[ médico e escritor ]
A presença da poesia
Numa tarde de solidão quase infinita, a poesia surgiu diante de mim, me pegou pela mão e saímos juntos. Levou-me correndo para as falésias manchadas com vermelho desbotado do anticrespúsculo, e eu percebi claramente que a poesia tinha corpo de mulher, ternura de mulher, magia de mulher. Beijou-me na boca, despiu-se e disse que queria ser amada não como usualmente se ama a poesia, mas como se ama uma mulher cheia de desejos.
A poesia tinha uma cabeleira escura, seios apontando para o infinito e os seus lábios tremiam. Começamos a trocar carícias e eu jamais poderia imaginar que a poesia fosse tão bela, tão deslumbrante, quando se despe totalmente. A poesia me lançou nardos e dardos de doçura, gemeu e os seus gemidos foram tão fortes que, a muitas léguas dali, um homem à beira do suicídio despertou para a vida e escreveu uma ode ao amor. À nossa volta, gaivotas ficaram tontas de ternura, ensaiaram voos acrobáticos e saudaram os amantes nas alvuras e alturas das falésias com seus gritos marinhos. Depois do crepúsculo, a noite demorou a chegar porque a tarde alcoviteira queria ver mais, ver mais. Na despedida depois de tantos embates, desses que ficam gravados na memória como tatuagens, a poesia me disse algo que me deixou preocupado, em alerta. “ Se você continuar preferindo ficar muito triste” – disse ela, num sussurro, numa doce advertência – “eu não o visito mais. Tristeza cansa, meu amado. E logo depois saiu dos meus braços e eu me vi no alto das falésias, a solidão mais maravilhosa que um ser humano pode conhecer. Oito gaivotas pousaram nos meus ombros, me acariciaram com os bicos indiscretos e em seguida levantaram voo, talvez à procura da poesia.
Três anos depois daquela visita, daquele amor sobre as falésias, a poesia voltou. Ela me encontrou sozinho e meio triste, num espetáculo noturno no Teatro Alberto Maranhão. Eu estava nos jardins do teatro e admirava a escultura Arte, de Mathurin Moreau. “Você continua se envolvendo com a tristeza” – ela me repreendeu –, “por isso nunca mais apareci”. E para me alegrar, passou a me jogar dardos e nardos de ternura, brincou de me excitar, fez juras de amor. Dessa vez, quem a pegou pela mão foi eu – e corremos para o motel mais próximo. A poesia não conhecia aquele ambiente, mas gostou da cama que rangia, das cortinas cafonas, do espelho que duplicava nossas carícias. Depois do amor, gritado e sussurrado, prometi não ser mais triste.
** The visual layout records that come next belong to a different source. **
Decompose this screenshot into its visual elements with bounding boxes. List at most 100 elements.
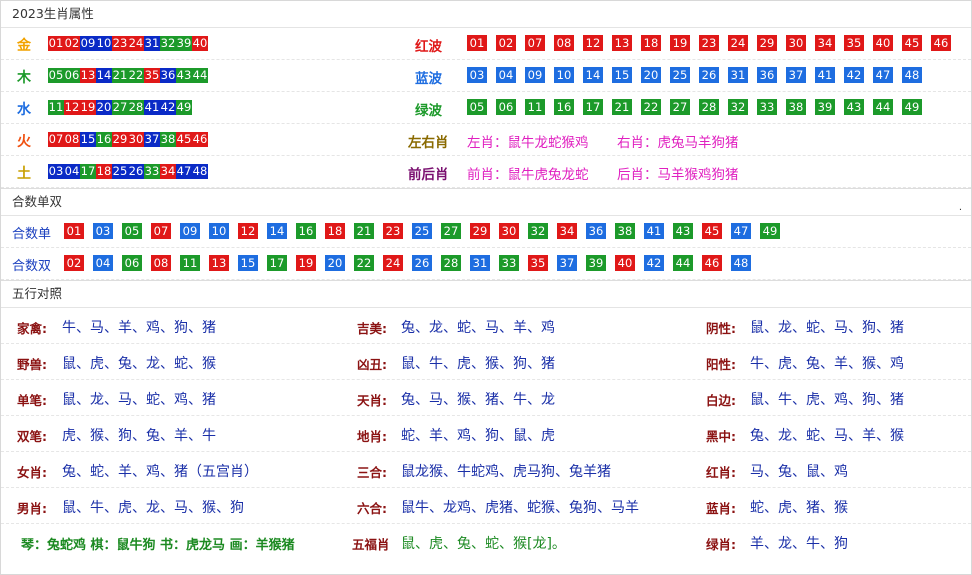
number-badge: 38	[786, 99, 806, 115]
number-badge: 15	[80, 132, 96, 147]
wuxing-label: 单笔:	[17, 393, 47, 408]
number-badge: 32	[160, 36, 176, 51]
wuxing-value: 鼠、牛、虎、龙、马、猴、狗	[62, 500, 244, 516]
element-numbers: 03041718252633344748	[48, 164, 208, 179]
side-zodiac-b: 后肖：马羊猴鸡狗猪	[617, 167, 739, 183]
number-badge: 43	[673, 223, 693, 239]
wuxing-value: 兔、蛇、羊、鸡、猪（五宫肖）	[62, 464, 258, 480]
number-badge: 35	[144, 68, 160, 83]
number-badge: 11	[180, 255, 200, 271]
number-badge: 33	[499, 255, 519, 271]
number-badge: 13	[612, 35, 632, 51]
wuxing-label: 阴性:	[706, 321, 736, 336]
element-label: 水	[17, 102, 31, 118]
wuxing-label: 天肖:	[357, 393, 387, 408]
fortune-label: 五福肖	[352, 537, 390, 552]
number-badge: 34	[160, 164, 176, 179]
number-badge: 26	[128, 164, 144, 179]
number-badge: 42	[844, 67, 864, 83]
number-badge: 25	[412, 223, 432, 239]
heshu-row: 合数双 02 04 06 08 11 13 15 17 19 20 22 24 26 28 31 33 35 37 3…	[1, 248, 971, 280]
number-badge: 21	[112, 68, 128, 83]
number-badge: 39	[176, 36, 192, 51]
number-badge: 41	[815, 67, 835, 83]
wuxing-rows: 家禽: 牛、马、羊、鸡、狗、猪 吉美: 兔、龙、蛇、马、羊、鸡 阴性: 鼠、龙、蛇、马、狗…	[1, 308, 971, 559]
zodiac-row: 火 07081516293037384546 左右肖 左肖：鼠牛龙蛇猴鸡 右肖：虎兔马羊…	[1, 124, 971, 156]
wave-label: 蓝波	[415, 71, 442, 87]
number-badge: 40	[873, 35, 893, 51]
number-badge: 45	[902, 35, 922, 51]
wuxing-value: 鼠、牛、虎、鸡、狗、猪	[750, 392, 904, 408]
element-label: 金	[17, 38, 31, 54]
number-badge: 08	[151, 255, 171, 271]
number-badge: 16	[96, 132, 112, 147]
wuxing-label: 三合:	[357, 465, 387, 480]
number-badge: 28	[128, 100, 144, 115]
number-badge: 01	[64, 223, 84, 239]
number-badge: 37	[557, 255, 577, 271]
number-badge: 38	[160, 132, 176, 147]
number-badge: 34	[557, 223, 577, 239]
number-badge: 33	[144, 164, 160, 179]
number-badge: 33	[757, 99, 777, 115]
number-badge: 09	[180, 223, 200, 239]
side-zodiac-label: 前后肖	[408, 167, 449, 183]
number-badge: 12	[238, 223, 258, 239]
number-badge: 07	[151, 223, 171, 239]
wuxing-value: 牛、马、羊、鸡、狗、猪	[62, 320, 216, 336]
number-badge: 04	[64, 164, 80, 179]
number-badge: 32	[528, 223, 548, 239]
arts-zodiac: 琴：兔蛇鸡 棋：鼠牛狗 书：虎龙马 画：羊猴猪	[21, 538, 295, 553]
side-zodiac-a: 左肖：鼠牛龙蛇猴鸡	[467, 135, 589, 151]
wuxing-value: 鼠、龙、蛇、马、狗、猪	[750, 320, 904, 336]
number-badge: 48	[192, 164, 208, 179]
number-badge: 31	[144, 36, 160, 51]
element-numbers: 07081516293037384546	[48, 132, 208, 147]
number-badge: 31	[728, 67, 748, 83]
wuxing-label: 家禽:	[17, 321, 47, 336]
number-badge: 45	[176, 132, 192, 147]
zodiac-row: 木 05061314212235364344 蓝波 03 04 09 10 14 15 20 25 2…	[1, 60, 971, 92]
wuxing-value: 兔、龙、蛇、马、羊、鸡	[401, 320, 555, 336]
number-badge: 04	[93, 255, 113, 271]
number-badge: 43	[844, 99, 864, 115]
number-badge: 49	[760, 223, 780, 239]
number-badge: 13	[80, 68, 96, 83]
element-label: 火	[17, 134, 31, 150]
wuxing-row: 单笔: 鼠、龙、马、蛇、鸡、猪 天肖: 兔、马、猴、猪、牛、龙 白边: 鼠、牛、虎、鸡、狗…	[1, 380, 971, 416]
number-badge: 21	[612, 99, 632, 115]
number-badge: 06	[122, 255, 142, 271]
number-badge: 44	[192, 68, 208, 83]
wave-label: 绿波	[415, 103, 442, 119]
wave-numbers: 05 06 11 16 17 21 22 27 28 32 33 38 39 43 44 49	[467, 99, 931, 115]
number-badge: 27	[670, 99, 690, 115]
number-badge: 37	[786, 67, 806, 83]
number-badge: 40	[192, 36, 208, 51]
element-label: 土	[17, 166, 31, 182]
number-badge: 17	[583, 99, 603, 115]
wuxing-label: 女肖:	[17, 465, 47, 480]
number-badge: 25	[670, 67, 690, 83]
wuxing-value: 虎、猴、狗、兔、羊、牛	[62, 428, 216, 444]
number-badge: 46	[702, 255, 722, 271]
number-badge: 47	[731, 223, 751, 239]
number-badge: 24	[128, 36, 144, 51]
heshu-section-title: 合数单双 .	[1, 188, 971, 216]
zodiac-table: 2023生肖属性 金 01020910232431323940 红波 01 02 07 08…	[0, 0, 972, 575]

Nove meses depois, eu estava sozinho diante do computador. Vinha de leituras tristes e procurava escrever um verso que deflagrasse o poema. E eis que chega o verso inicial: “Imprime a marca dos teus pés / na solidão das falésias”. De plantão à espera de palavras, as horas se passaram e não ocorreu nada. Mas a poesia surgiu, sentou-se no meu colo e começou a escrever, demonstrando muita desenvoltura, Sim, a poesia dos tempos atuais entende tudo de computador. Ela completou o poema, que é uma descrição do nosso encontro no alto das falésias, com as gaivotas circulando em torno do nosso devaneio. Eu quis falar, quis gritar de alegria e espanto, mas a poesia pôs a mão sobre a minha boca. E disse com voz de carícia: “ Tenho pressa vou procurar ouro em cidades antigas, vou ao encontro de uma legião de Netunos”.